Eu sempre tive muita afinidade com a culinária judaica. Gosto de pastrami, gefilte fish, lox, vareniks. A única coisa que detesto é aquele raio de molho de beterraba e raiz forte que as velhinhas dZ-Deli insistem em nos empurrar goela abaixo. Elas tem uma frase comum, quando eu recuso o tal molho: "Gefilte fish sem raiz forte não é gefilte fish". De fato não é; é um gefilte fish melhor. Mas já me acostumei e tenho minhas teorias de conspiração de que a raiz forte faz você perder a fome, e daí você come menos no bufê.
Eu gosto muito de ir ao Z-Deli da Alameda Gabriel Monteiro da Silva, principalmente porque dá para sentar do lado de fora para almoçar no sábado. A única coisa ruim é que Dona Lonka, a atual proprietária, está velhinha e, pouco a pouco, está deixando os negócios a cargo de sua estúpida filha. Certa vez comprei uns dez gefilte fish para levar para casa. Dona Lonka insistiu que eu levasse a raiz forte e proferiu a frase mítica. Por educação, resolvi aceitar. E a filha não se fez de rogada. Olhou com aquela cara de peixe morto e disse: "De graça..."

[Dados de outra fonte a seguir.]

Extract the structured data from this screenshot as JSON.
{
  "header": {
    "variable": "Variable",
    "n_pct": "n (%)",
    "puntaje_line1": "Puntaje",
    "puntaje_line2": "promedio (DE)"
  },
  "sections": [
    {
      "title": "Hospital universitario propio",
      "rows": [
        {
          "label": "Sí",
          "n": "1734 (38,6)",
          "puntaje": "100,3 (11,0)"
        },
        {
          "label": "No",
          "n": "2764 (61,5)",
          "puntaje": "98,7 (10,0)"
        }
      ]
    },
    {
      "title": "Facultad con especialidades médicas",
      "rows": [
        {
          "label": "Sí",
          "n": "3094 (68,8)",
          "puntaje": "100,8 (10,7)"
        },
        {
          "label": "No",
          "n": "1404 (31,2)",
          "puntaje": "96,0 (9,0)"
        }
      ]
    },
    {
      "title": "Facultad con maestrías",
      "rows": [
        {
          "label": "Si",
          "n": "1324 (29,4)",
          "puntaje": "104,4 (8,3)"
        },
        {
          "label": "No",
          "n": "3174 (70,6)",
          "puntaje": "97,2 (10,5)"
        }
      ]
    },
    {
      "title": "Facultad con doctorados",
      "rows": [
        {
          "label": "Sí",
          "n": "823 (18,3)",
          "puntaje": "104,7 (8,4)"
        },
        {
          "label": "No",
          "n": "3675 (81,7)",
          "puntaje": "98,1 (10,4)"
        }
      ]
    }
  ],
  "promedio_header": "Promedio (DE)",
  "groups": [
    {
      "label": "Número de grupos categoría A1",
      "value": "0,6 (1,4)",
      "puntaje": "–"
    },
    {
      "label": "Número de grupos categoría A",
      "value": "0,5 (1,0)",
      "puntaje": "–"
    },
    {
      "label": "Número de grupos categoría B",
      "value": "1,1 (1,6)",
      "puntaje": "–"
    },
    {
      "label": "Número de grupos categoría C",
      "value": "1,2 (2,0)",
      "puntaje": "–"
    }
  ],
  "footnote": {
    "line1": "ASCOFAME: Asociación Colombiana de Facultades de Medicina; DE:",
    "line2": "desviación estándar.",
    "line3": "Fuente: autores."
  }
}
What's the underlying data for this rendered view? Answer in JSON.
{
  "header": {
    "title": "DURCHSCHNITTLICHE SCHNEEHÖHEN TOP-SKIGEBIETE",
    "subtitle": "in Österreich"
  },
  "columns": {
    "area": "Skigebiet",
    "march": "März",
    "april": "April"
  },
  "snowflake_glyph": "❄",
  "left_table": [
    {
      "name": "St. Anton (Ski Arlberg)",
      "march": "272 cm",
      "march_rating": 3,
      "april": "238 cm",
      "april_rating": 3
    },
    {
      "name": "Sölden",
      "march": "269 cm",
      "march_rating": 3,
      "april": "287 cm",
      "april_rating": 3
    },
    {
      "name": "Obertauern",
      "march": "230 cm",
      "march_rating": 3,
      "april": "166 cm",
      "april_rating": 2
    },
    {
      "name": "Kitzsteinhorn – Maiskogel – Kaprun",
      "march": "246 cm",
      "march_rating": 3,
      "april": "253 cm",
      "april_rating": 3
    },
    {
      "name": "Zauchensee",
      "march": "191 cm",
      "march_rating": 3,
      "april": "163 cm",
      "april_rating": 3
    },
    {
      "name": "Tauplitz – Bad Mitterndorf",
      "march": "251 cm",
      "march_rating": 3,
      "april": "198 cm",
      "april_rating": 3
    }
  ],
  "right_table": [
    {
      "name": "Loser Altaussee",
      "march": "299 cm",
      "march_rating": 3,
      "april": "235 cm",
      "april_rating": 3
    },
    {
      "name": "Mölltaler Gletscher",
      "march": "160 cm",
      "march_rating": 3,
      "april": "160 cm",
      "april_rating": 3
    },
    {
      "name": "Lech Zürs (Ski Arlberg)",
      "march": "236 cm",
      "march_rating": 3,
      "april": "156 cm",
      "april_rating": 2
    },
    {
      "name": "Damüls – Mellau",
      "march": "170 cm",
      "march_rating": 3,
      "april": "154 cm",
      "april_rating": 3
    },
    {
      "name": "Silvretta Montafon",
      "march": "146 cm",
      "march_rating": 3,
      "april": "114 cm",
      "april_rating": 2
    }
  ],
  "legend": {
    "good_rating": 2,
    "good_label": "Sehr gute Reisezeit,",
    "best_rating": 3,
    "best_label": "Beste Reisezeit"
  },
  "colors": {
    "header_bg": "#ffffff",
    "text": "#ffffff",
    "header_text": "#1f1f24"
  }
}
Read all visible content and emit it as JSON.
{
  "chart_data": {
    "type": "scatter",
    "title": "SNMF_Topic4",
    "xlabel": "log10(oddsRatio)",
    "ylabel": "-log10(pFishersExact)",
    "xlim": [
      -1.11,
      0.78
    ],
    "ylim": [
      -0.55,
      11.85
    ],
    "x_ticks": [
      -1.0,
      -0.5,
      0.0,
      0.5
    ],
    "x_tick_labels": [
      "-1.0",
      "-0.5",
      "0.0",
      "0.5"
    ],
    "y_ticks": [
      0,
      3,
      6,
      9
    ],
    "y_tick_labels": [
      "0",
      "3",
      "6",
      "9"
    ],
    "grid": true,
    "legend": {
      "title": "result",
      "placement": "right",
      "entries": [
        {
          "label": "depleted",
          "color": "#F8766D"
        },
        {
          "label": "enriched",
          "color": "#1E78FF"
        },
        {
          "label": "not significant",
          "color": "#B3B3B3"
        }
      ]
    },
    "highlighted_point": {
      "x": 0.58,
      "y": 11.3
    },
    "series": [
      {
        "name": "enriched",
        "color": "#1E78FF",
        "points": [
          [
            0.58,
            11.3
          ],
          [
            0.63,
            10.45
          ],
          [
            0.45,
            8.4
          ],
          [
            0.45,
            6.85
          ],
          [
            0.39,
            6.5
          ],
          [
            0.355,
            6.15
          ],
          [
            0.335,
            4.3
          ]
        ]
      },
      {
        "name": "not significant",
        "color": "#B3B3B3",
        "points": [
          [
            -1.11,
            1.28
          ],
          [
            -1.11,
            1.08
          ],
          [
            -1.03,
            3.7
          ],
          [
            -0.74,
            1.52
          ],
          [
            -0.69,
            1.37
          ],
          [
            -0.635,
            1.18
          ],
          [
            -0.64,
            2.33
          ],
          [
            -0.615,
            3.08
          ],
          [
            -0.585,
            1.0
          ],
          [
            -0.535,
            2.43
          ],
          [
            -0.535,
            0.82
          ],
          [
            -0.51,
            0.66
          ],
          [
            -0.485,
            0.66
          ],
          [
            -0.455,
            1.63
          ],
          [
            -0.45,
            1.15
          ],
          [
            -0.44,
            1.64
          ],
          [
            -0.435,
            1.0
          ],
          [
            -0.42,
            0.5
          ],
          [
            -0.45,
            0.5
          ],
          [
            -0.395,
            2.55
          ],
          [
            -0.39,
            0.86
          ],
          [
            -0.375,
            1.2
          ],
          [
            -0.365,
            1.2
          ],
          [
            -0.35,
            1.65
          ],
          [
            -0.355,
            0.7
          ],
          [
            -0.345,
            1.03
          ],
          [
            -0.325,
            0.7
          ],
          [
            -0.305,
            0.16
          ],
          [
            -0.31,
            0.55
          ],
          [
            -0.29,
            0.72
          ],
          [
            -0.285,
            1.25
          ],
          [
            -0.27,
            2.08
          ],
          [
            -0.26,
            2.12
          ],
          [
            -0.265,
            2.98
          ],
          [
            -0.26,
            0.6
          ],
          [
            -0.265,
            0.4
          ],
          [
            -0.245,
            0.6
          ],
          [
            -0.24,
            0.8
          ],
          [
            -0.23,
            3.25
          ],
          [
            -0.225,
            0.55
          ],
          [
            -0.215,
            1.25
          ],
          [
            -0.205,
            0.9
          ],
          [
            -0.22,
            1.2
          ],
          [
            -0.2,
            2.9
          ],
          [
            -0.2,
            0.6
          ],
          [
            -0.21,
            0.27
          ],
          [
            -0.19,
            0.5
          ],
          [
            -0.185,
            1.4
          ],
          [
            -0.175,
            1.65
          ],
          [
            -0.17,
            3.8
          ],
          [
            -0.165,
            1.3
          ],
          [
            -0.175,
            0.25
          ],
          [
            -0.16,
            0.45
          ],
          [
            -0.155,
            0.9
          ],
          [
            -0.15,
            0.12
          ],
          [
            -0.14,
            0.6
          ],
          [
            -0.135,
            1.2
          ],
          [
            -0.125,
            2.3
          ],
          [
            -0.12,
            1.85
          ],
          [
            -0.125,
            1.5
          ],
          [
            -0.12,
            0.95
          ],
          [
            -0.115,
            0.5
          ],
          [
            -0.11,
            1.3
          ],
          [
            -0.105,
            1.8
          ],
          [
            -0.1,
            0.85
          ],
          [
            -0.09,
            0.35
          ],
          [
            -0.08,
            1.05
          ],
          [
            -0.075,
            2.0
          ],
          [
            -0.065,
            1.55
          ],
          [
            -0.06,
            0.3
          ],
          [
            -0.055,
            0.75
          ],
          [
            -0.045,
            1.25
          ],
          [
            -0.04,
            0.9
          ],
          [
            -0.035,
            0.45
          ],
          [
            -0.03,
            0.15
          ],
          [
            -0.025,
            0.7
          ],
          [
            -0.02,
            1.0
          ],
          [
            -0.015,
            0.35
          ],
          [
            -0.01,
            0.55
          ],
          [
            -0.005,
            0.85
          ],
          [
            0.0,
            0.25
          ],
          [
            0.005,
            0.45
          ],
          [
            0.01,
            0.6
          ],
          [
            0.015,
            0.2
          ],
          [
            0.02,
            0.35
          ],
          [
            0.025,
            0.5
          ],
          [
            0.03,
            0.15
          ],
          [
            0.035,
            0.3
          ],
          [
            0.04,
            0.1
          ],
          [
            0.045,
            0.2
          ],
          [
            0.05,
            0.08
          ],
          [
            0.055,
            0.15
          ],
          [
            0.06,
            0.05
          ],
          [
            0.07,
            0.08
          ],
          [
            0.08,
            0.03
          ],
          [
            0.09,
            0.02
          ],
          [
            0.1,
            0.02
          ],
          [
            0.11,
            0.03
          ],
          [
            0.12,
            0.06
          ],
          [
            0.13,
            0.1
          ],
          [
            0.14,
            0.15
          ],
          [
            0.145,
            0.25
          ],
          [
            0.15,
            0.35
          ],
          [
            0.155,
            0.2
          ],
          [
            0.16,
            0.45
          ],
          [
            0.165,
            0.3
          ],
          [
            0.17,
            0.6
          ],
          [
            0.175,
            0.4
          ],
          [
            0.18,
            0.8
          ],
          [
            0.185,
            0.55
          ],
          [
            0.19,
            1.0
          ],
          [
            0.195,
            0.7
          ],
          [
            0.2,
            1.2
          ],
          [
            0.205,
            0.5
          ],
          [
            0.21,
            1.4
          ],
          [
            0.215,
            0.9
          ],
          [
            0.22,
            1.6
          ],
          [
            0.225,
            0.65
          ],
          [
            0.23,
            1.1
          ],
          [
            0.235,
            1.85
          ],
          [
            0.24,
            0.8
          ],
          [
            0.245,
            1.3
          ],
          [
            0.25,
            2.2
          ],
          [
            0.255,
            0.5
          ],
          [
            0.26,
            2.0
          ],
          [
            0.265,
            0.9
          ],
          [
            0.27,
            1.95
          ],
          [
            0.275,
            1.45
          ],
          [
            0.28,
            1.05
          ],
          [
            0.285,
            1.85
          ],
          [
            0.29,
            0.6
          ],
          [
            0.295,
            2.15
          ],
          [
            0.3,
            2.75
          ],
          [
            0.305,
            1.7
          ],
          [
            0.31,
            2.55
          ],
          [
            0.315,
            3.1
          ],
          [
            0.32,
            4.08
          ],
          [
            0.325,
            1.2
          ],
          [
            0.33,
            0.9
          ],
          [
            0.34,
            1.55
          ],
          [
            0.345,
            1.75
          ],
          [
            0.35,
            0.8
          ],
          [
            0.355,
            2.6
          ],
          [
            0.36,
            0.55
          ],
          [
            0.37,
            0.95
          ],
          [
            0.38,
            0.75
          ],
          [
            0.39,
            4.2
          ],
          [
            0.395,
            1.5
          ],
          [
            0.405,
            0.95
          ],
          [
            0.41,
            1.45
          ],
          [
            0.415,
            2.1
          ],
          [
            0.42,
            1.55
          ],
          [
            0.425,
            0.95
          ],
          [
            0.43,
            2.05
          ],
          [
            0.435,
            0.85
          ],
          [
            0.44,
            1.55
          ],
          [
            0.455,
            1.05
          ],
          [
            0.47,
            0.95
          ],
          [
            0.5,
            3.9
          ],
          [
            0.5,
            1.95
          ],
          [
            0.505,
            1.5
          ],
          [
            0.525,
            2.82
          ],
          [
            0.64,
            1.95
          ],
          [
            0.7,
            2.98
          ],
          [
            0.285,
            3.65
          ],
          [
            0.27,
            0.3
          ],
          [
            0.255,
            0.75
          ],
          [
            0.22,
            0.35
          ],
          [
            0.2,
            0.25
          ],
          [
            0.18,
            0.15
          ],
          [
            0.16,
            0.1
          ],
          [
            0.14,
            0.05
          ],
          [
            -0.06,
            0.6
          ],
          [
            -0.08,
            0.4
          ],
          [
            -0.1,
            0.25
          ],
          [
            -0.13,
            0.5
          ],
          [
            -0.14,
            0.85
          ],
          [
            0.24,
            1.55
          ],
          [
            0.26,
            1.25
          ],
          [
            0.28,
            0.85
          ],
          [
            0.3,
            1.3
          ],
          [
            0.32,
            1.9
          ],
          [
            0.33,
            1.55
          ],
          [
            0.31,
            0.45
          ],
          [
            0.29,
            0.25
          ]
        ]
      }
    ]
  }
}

Juro que guardei o potinho de raiz forte por uma semana em casa, tomando sol de verão na lavanderia para devolver a ela. Mas acabei desistindo, porque ela nem ia lembrar da própria mediocridade.
Mas graças a Deus, à Torah, à Kaballah e à Madonnah, tenho encontrado bons judeus pelo caminho e acabei experimentando a sopa Borscht no VegeTao, o restaurante vegetariano da minha amiga Regina.
Gosto da versatilidade dessa sopa, porque pode ser servida quentinha nos dias frios e fria, no verão. E aqui em Manhattan, reduto dos judeus do mundo, resolvi tentar fazer a tal sopa para aquietar meu resfriado. Então, para cultivar a veia judaica que há em cada um de nós, aqui vai a Sopa Borscht. Dizem que cada um tem sua receita particular, variando os ingredientes. Eu fiz um "mix" com os ingredientes que julguei sensatos:
01 kg de beterrabas |
02 cenouras |
02 batatas |
03 tomates rasteiros maduros |
01 cebola |
Sal |
Pimenta do reino moída |
Azeite de oliva |
03 folhas de louro |
Ramos de funcho ou "dill" frescos |
Sour Cream (ou creme de leite azedo, em tupiniquim) |
1/4 de carne moída ou em pedaços |
Um montão de água |
03 colheres de sopa de vinagre de vinho tinto |
Cozinhe a carne para fazer um caldo de carne. Quando estiver cozida, despeje os legumes, o sal, a pimenta, o vinagre, o louro. Os legumes, bem como o alho e a cebola devem estar previamente ralados ou, se preferir, cozinhe todos eles em pedaços pequenos e bata tudo no liquidificador após. Quando os legumes estivem bem cozidos (o parâmetro de cozimento é a cenoura estar mole, porque é a mais dura de todas), pode acrescentar a carne e deixar cozinhar mais um pouco. No finalzinho, acrescente uns galhos de funcho.
Sirva em prato fundo ou cumbucas, acrescentando uma colher de sopa de sour cream no meio, para ser misturado depois e um galhinho de funcho para enfeitar.
Taí. Eu tomei e ficou deliciosa, deu um calorzão daqueles. Eu que sou órfão bilateral de avós, senti uma dessas avós judias ancestrais me oferecendo essa deliciosa sopa para sarar meu resfriado. Mas escondido dela, tomei um bom vinho: um natural wine, Les Foulards Rouges - Le Soif du Mal, composto de uvas Syrah e Grenache. Sabor suave, parece menos alcoólico do que é na verdade. Combinou com o "momento beterraba" da noite.